La titular del poder ejecutivo en México, Claudia Sheinbaum destacó durante su primer informe de gobierno, que la inversión pública es un motor de bienestar y crecimiento con justicia, pues a través de obras de infraestructura, escuelas, hospitales, caminos, trenes, sistemas de agua y energía, el Estado impulsa no solo la economía, sino también la dignidad de las personas.

La mandataria subrayó que la inversión pública no sustituye, sino que complementa y potencia la inversión privada, pero sin renunciar a la responsabilidad central del gobierno: garantizar que la prosperidad sea compartida y que el desarrollo sustentable llegue a todas y todos, sin exclusiones.
Entre los proyectos estratégicos de infraestructura, Sheinbaum destacó la importancia de la expansión de redes de agua potable y energía, así como la construcción de escuelas y hospitales, que aseguran servicios básicos para la población al mismo tiempo que generan empleos y dinamizan la economía regional.

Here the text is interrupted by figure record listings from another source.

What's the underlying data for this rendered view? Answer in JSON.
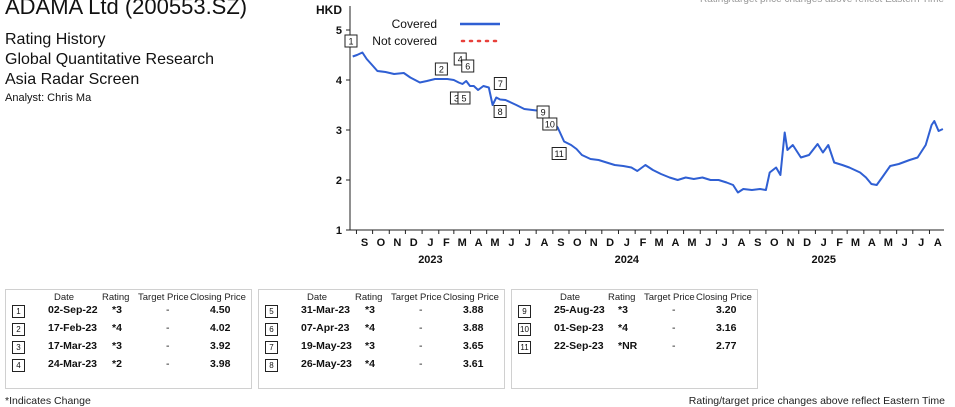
{
  "header": {
    "company": "ADAMA Ltd (200553.SZ)",
    "lines": [
      "Rating History",
      "Global Quantitative Research",
      "Asia Radar Screen"
    ],
    "analyst": "Analyst: Chris Ma"
  },
  "chart_data": {
    "type": "line",
    "ylabel": "HKD",
    "ylim": [
      1,
      5.4
    ],
    "yticks": [
      1,
      2,
      3,
      4,
      5
    ],
    "xlim": [
      "2022-08-20",
      "2025-08-28"
    ],
    "month_labels": [
      "S",
      "O",
      "N",
      "D",
      "J",
      "F",
      "M",
      "A",
      "M",
      "J",
      "J",
      "A",
      "S",
      "O",
      "N",
      "D",
      "J",
      "F",
      "M",
      "A",
      "M",
      "J",
      "J",
      "A",
      "S",
      "O",
      "N",
      "D",
      "J",
      "F",
      "M",
      "A",
      "M",
      "J",
      "J",
      "A"
    ],
    "year_labels": [
      {
        "label": "2023",
        "month": "2023-01"
      },
      {
        "label": "2024",
        "month": "2024-01"
      },
      {
        "label": "2025",
        "month": "2025-01"
      }
    ],
    "legend": [
      {
        "name": "Covered",
        "style": "solid",
        "color": "#2f5fd3"
      },
      {
        "name": "Not covered",
        "style": "dotted",
        "color": "#e8403a"
      }
    ],
    "series": [
      {
        "name": "Covered",
        "color": "#2f5fd3",
        "points": [
          [
            "2022-08-25",
            4.47
          ],
          [
            "2022-09-02",
            4.5
          ],
          [
            "2022-09-12",
            4.55
          ],
          [
            "2022-09-20",
            4.42
          ],
          [
            "2022-09-30",
            4.3
          ],
          [
            "2022-10-10",
            4.18
          ],
          [
            "2022-10-25",
            4.16
          ],
          [
            "2022-11-10",
            4.12
          ],
          [
            "2022-11-28",
            4.14
          ],
          [
            "2022-12-10",
            4.05
          ],
          [
            "2022-12-28",
            3.95
          ],
          [
            "2023-01-10",
            3.98
          ],
          [
            "2023-01-25",
            4.02
          ],
          [
            "2023-02-05",
            4.02
          ],
          [
            "2023-02-17",
            4.02
          ],
          [
            "2023-03-01",
            4.0
          ],
          [
            "2023-03-10",
            3.95
          ],
          [
            "2023-03-17",
            3.92
          ],
          [
            "2023-03-24",
            3.98
          ],
          [
            "2023-03-31",
            3.88
          ],
          [
            "2023-04-07",
            3.88
          ],
          [
            "2023-04-15",
            3.8
          ],
          [
            "2023-04-25",
            3.88
          ],
          [
            "2023-05-05",
            3.85
          ],
          [
            "2023-05-12",
            3.5
          ],
          [
            "2023-05-19",
            3.65
          ],
          [
            "2023-05-26",
            3.61
          ],
          [
            "2023-06-05",
            3.6
          ],
          [
            "2023-06-15",
            3.55
          ],
          [
            "2023-06-25",
            3.5
          ],
          [
            "2023-07-10",
            3.42
          ],
          [
            "2023-07-25",
            3.4
          ],
          [
            "2023-08-10",
            3.38
          ],
          [
            "2023-08-18",
            3.3
          ],
          [
            "2023-08-25",
            3.2
          ],
          [
            "2023-09-01",
            3.16
          ],
          [
            "2023-09-10",
            3.05
          ],
          [
            "2023-09-22",
            2.77
          ],
          [
            "2023-10-05",
            2.7
          ],
          [
            "2023-10-15",
            2.62
          ],
          [
            "2023-10-25",
            2.5
          ],
          [
            "2023-11-10",
            2.42
          ],
          [
            "2023-11-25",
            2.4
          ],
          [
            "2023-12-10",
            2.35
          ],
          [
            "2023-12-25",
            2.3
          ],
          [
            "2024-01-10",
            2.28
          ],
          [
            "2024-01-25",
            2.25
          ],
          [
            "2024-02-05",
            2.18
          ],
          [
            "2024-02-20",
            2.3
          ],
          [
            "2024-03-05",
            2.2
          ],
          [
            "2024-03-20",
            2.12
          ],
          [
            "2024-04-05",
            2.05
          ],
          [
            "2024-04-20",
            2.0
          ],
          [
            "2024-05-05",
            2.05
          ],
          [
            "2024-05-20",
            2.02
          ],
          [
            "2024-06-05",
            2.05
          ],
          [
            "2024-06-20",
            2.0
          ],
          [
            "2024-07-05",
            2.0
          ],
          [
            "2024-07-20",
            1.95
          ],
          [
            "2024-08-01",
            1.9
          ],
          [
            "2024-08-10",
            1.75
          ],
          [
            "2024-08-20",
            1.82
          ],
          [
            "2024-09-05",
            1.8
          ],
          [
            "2024-09-20",
            1.82
          ],
          [
            "2024-10-01",
            1.8
          ],
          [
            "2024-10-08",
            2.15
          ],
          [
            "2024-10-20",
            2.25
          ],
          [
            "2024-10-28",
            2.1
          ],
          [
            "2024-11-05",
            2.95
          ],
          [
            "2024-11-10",
            2.6
          ],
          [
            "2024-11-20",
            2.7
          ],
          [
            "2024-12-05",
            2.45
          ],
          [
            "2024-12-20",
            2.5
          ],
          [
            "2025-01-05",
            2.72
          ],
          [
            "2025-01-15",
            2.55
          ],
          [
            "2025-01-25",
            2.7
          ],
          [
            "2025-02-05",
            2.35
          ],
          [
            "2025-02-20",
            2.3
          ],
          [
            "2025-03-05",
            2.25
          ],
          [
            "2025-03-25",
            2.15
          ],
          [
            "2025-04-05",
            2.05
          ],
          [
            "2025-04-15",
            1.92
          ],
          [
            "2025-04-25",
            1.9
          ],
          [
            "2025-05-05",
            2.05
          ],
          [
            "2025-05-20",
            2.28
          ],
          [
            "2025-06-05",
            2.32
          ],
          [
            "2025-06-25",
            2.4
          ],
          [
            "2025-07-10",
            2.45
          ],
          [
            "2025-07-25",
            2.7
          ],
          [
            "2025-08-05",
            3.1
          ],
          [
            "2025-08-10",
            3.18
          ],
          [
            "2025-08-18",
            2.98
          ],
          [
            "2025-08-26",
            3.02
          ]
        ]
      }
    ],
    "markers": [
      {
        "n": "1",
        "date": "2022-09-02",
        "value": 4.5
      },
      {
        "n": "2",
        "date": "2023-02-17",
        "value": 4.02
      },
      {
        "n": "3",
        "date": "2023-03-17",
        "value": 3.92
      },
      {
        "n": "4",
        "date": "2023-03-24",
        "value": 3.98
      },
      {
        "n": "5",
        "date": "2023-03-31",
        "value": 3.88
      },
      {
        "n": "6",
        "date": "2023-04-07",
        "value": 3.88
      },
      {
        "n": "7",
        "date": "2023-05-19",
        "value": 3.65
      },
      {
        "n": "8",
        "date": "2023-05-26",
        "value": 3.61
      },
      {
        "n": "9",
        "date": "2023-08-25",
        "value": 3.2
      },
      {
        "n": "10",
        "date": "2023-09-01",
        "value": 3.16
      },
      {
        "n": "11",
        "date": "2023-09-22",
        "value": 2.77
      }
    ],
    "top_right_note": "Rating/target price changes above reflect Eastern Time"
  },
  "table": {
    "headers": [
      "Date",
      "Rating",
      "Target Price",
      "Closing Price"
    ],
    "groups": [
      [
        {
          "n": "1",
          "date": "02-Sep-22",
          "rating": "*3",
          "target": "-",
          "close": "4.50"
        },
        {
          "n": "2",
          "date": "17-Feb-23",
          "rating": "*4",
          "target": "-",
          "close": "4.02"
        },
        {
          "n": "3",
          "date": "17-Mar-23",
          "rating": "*3",
          "target": "-",
          "close": "3.92"
        },
        {
          "n": "4",
          "date": "24-Mar-23",
          "rating": "*2",
          "target": "-",
          "close": "3.98"
        }
      ],
      [
        {
          "n": "5",
          "date": "31-Mar-23",
          "rating": "*3",
          "target": "-",
          "close": "3.88"
        },
        {
          "n": "6",
          "date": "07-Apr-23",
          "rating": "*4",
          "target": "-",
          "close": "3.88"
        },
        {
          "n": "7",
          "date": "19-May-23",
          "rating": "*3",
          "target": "-",
          "close": "3.65"
        },
        {
          "n": "8",
          "date": "26-May-23",
          "rating": "*4",
          "target": "-",
          "close": "3.61"
        }
      ],
      [
        {
          "n": "9",
          "date": "25-Aug-23",
          "rating": "*3",
          "target": "-",
          "close": "3.20"
        },
        {
          "n": "10",
          "date": "01-Sep-23",
          "rating": "*4",
          "target": "-",
          "close": "3.16"
        },
        {
          "n": "11",
          "date": "22-Sep-23",
          "rating": "*NR",
          "target": "-",
          "close": "2.77"
        }
      ]
    ]
  },
  "footnotes": {
    "left": "*Indicates Change",
    "right": "Rating/target price changes above reflect Eastern Time"
  }
}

De igual forma, recalcó que el modelo de desarrollo que impulsa su administración parte de una visión integral en la que la obra pública es instrumento de justicia social y de fortalecimiento del mercado interno, a diferencia de políticas pasadas que privilegiaron la concentración de recursos en pocos sectores.

Con este planteamiento, el gobierno federal busca consolidar un esquema de inversión pública que funcione como base de un desarrollo inclusivo, con el objetivo de que ningún sector de la población quede fuera de los beneficios del crecimiento económico.